A ceux qui voudraient travailler dans le domaine de la mobilité, j'ai tout d'abord une bonne nouvelle : « L'avenir sera de plus en plus mobile ». La question, qui se pose n'est donc pas « Vais-je réussir à travailler dans la mobilité ? » mais « Comment décrocher les postes les plus intéressants ? »
  1. Restez dans la technique : L'expertise technique permet de vous distinguer. Notre monde se complexifie, et le besoin en expertise va croissant : par contre vous devrez vous maintenir à niveau en permanence.
  2. Toute expérience est valorisable : Entre des domaines très différents il y a parfois besoin de compétences similaires. Avant un entretien, vous devez les avoir identifiés dans vos expériences précédentes. Pour moi, ça a été le calcul, mais vous devez trouver la(les) votre(s).

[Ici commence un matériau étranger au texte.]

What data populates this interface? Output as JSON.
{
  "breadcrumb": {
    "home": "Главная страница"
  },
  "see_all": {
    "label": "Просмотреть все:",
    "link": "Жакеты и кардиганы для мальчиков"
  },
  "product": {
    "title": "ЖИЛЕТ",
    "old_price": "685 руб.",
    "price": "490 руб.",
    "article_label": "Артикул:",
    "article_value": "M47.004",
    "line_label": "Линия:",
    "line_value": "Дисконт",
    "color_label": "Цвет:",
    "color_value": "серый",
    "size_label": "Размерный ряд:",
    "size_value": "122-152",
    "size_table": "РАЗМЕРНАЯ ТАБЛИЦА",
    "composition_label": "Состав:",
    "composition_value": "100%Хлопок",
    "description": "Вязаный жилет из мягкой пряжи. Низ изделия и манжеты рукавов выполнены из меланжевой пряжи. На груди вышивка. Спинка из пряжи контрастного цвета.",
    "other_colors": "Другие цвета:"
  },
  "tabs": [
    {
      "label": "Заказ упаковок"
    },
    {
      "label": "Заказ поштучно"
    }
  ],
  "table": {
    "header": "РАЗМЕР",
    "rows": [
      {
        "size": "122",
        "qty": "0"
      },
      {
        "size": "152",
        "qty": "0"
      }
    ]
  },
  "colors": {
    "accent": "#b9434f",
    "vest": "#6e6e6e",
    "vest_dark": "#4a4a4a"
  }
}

  3. Faites preuve de stratégie et de cohérence dans votre cursus : Vous ne parviendrez peut-être pas directement à intégrer le domaine qui vous attire. Vous devrez alors trouver un autre domaine qui fait appel aux mêmes types de compétences. Vous pouvez même annoncer cette stratégie lors d'un entretien, cela soulignera votre recul et votre détermination.

Conclusion:


Je travaille sur des applications à très forte visibilité qui rendent des services très concrets. C'est extrêmement gratifiant, mais cela génère aussi une forte pression. Lorsque quelque chose ne marche pas, cela se voit beaucoup et cela pénalise beaucoup de monde. On se sent investi d'une grande responsabilité, mais on expose aussi son travail à la critique. Cela a aussi des répercutions sur le plan personnel : je ne passe plus une seule soirée à Toulouse sans que quelqu'un me dise : « Ce serait bien de faire ça » ou « Je ne comprend pas pourquoi vous avez fait ça comme ça » :-)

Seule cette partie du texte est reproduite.